Boohoo Group has criticised Frasers Group for its demands amidst a strategic review process.
- Frasers holds a 27% stake in Boohoo and seeks greater influence over business decisions.
- Boohoo argues Frasers’ investments in competitors present a conflict of interest.
- Mahmud Kamani, Boohoo’s co-founder, denies plans to reacquire brands at reduced prices.
- Boohoo imposes conditions on Frasers for potential board representation.
Boohoo Group has publicly responded to the recent demands made by Frasers Group regarding its role in Boohoo’s ongoing strategic review. Frasers Group, with a 27% stake in Boohoo, has sought a more substantial influence over the company’s strategic decisions, particularly in matters of brand disposals. Boohoo has rebuffed these overtures, alleging that Frasers is motivated by its own commercial interests rather than a genuine concern for Boohoo’s shareholder value.
Further complicating the situation, Boohoo highlights Frasers’ significant investments in rival retailers such as Asos and House of Fraser. Boohoo contends that these holdings create an inherent conflict of interest for Frasers and undermine its status as an independent shareholder in Boohoo. This assertion forms the crux of Boohoo’s argument against Frasers’ increasing involvement.

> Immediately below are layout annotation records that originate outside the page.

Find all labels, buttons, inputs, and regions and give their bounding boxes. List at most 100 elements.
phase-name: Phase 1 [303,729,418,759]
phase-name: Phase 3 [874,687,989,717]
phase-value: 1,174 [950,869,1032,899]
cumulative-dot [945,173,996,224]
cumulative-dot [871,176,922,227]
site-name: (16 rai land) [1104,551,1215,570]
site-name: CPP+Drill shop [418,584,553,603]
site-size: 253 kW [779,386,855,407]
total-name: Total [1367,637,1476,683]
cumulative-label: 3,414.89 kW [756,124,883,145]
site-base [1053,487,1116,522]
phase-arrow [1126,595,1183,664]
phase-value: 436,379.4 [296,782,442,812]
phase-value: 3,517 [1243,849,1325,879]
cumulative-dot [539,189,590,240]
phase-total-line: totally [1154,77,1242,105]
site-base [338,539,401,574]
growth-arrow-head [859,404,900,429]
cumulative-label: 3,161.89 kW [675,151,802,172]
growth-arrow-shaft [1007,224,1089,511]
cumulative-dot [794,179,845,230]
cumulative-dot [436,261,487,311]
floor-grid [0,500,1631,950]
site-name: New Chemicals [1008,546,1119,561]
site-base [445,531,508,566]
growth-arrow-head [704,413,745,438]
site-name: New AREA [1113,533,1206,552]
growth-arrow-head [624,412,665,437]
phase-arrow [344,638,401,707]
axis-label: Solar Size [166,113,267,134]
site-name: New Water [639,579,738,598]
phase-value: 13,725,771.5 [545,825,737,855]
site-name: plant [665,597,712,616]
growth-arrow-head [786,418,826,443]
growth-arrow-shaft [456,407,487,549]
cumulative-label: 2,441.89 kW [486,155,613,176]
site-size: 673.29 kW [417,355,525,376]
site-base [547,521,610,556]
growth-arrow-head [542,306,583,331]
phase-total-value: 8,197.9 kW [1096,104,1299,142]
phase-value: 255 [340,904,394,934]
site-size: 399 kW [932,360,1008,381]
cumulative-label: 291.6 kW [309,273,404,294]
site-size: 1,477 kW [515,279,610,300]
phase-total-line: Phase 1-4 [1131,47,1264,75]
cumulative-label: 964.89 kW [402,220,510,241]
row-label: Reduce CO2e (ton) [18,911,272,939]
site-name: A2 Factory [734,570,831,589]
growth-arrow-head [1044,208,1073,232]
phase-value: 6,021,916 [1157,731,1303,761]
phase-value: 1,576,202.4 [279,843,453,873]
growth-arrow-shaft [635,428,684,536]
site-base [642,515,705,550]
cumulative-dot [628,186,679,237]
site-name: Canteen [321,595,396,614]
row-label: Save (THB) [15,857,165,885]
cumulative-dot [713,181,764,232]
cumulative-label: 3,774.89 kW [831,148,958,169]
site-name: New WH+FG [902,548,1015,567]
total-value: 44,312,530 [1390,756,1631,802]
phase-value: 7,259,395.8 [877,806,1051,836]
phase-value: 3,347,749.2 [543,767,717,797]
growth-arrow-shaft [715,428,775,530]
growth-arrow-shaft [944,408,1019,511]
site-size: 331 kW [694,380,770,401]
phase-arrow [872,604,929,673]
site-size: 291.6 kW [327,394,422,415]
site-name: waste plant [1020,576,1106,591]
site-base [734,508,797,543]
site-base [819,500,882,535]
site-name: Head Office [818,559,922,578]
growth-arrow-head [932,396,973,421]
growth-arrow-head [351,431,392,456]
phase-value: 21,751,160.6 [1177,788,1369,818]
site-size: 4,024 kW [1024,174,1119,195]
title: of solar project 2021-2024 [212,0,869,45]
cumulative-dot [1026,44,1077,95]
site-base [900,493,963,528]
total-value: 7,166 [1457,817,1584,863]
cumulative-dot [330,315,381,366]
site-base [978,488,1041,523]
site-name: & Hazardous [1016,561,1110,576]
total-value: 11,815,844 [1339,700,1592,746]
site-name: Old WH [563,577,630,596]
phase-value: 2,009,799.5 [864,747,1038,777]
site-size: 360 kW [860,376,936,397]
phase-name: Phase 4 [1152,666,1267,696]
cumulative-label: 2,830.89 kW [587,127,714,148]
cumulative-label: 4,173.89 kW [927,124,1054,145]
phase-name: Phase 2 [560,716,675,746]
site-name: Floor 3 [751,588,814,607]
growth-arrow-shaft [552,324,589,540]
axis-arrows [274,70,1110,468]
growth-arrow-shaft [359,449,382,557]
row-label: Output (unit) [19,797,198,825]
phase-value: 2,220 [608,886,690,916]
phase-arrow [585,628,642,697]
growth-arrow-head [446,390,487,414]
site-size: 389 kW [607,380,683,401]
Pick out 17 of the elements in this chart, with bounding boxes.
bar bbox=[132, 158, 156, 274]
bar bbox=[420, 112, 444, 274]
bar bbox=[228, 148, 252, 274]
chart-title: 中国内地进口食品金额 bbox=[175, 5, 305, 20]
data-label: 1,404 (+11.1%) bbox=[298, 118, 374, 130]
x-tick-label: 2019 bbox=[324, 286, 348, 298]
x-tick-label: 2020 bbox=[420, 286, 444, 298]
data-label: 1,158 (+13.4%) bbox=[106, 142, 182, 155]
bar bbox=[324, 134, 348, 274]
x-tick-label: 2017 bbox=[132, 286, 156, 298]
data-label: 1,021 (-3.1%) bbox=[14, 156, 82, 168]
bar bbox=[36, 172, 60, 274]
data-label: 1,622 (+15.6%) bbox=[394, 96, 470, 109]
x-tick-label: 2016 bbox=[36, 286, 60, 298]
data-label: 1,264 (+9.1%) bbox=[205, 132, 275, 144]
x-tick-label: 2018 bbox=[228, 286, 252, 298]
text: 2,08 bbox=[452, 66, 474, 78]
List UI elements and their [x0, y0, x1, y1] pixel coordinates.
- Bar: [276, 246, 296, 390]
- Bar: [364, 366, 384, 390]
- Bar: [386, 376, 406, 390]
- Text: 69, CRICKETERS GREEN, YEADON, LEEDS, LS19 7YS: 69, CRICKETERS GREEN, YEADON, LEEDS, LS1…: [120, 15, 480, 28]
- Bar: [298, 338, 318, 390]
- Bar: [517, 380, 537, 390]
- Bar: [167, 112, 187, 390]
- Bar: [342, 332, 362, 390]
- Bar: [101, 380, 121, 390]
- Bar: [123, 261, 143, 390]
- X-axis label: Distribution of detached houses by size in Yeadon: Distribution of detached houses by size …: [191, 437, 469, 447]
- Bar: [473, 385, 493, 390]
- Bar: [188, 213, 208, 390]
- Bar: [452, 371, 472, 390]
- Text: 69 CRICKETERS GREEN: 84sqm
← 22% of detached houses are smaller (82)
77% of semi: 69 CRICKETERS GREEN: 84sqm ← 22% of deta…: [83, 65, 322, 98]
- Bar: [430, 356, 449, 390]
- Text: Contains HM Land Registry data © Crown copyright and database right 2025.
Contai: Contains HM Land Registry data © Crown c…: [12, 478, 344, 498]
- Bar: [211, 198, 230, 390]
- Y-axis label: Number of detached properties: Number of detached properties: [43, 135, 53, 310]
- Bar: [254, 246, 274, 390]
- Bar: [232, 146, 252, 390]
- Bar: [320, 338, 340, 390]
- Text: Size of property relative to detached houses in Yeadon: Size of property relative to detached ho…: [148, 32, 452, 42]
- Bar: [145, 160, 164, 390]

Frasers Group has been openly assertive about its concerns during the strategic review, including a demand for restrictions on brand disposals without shareholder approval. Mike Ashley, representing Frasers, has voiced apprehensions over Boohoo’s co-founder, Mahmud Kamani, potentially reacquiring Boohoo and its associated brands at lower prices. However, Kamani has refuted these claims categorically, affirming that he harbours no intention of making such a move. His statement has invoked a six-month restriction period under the City takeover code, which now limits any takeover offers from Kamani.
Boohoo has been clear in its response, articulating that Kamani’s interests are aligned with those of all shareholders, aiming to maximise shareholder value. Additionally, Boohoo has challenged Frasers, Mike Ashley, and his representative, Mike Lennon, to either demonstrate similar allegiance or explain their inability to do so.
In terms of board involvement, Boohoo has rejected Frasers’ requests for board representation. The company asserts it will only consider appointing a non-executive director deemed appropriate. To protect its commercial interests, Boohoo demands that any director from Frasers have no involvement in or access to competitive decision-making processes. Additionally, Boohoo insists on obtaining an indemnity from Frasers for any potential losses stemming from breaches of these conditions.
As tensions between the two companies escalate, Frasers has taken the additional step of establishing a dedicated website, “Boohoo Deserves Better,” aiming to galvanise Boohoo’s shareholders around its grievances.
The tension between Boohoo and Frasers highlights significant conflicts of interest, impacting strategic decisions.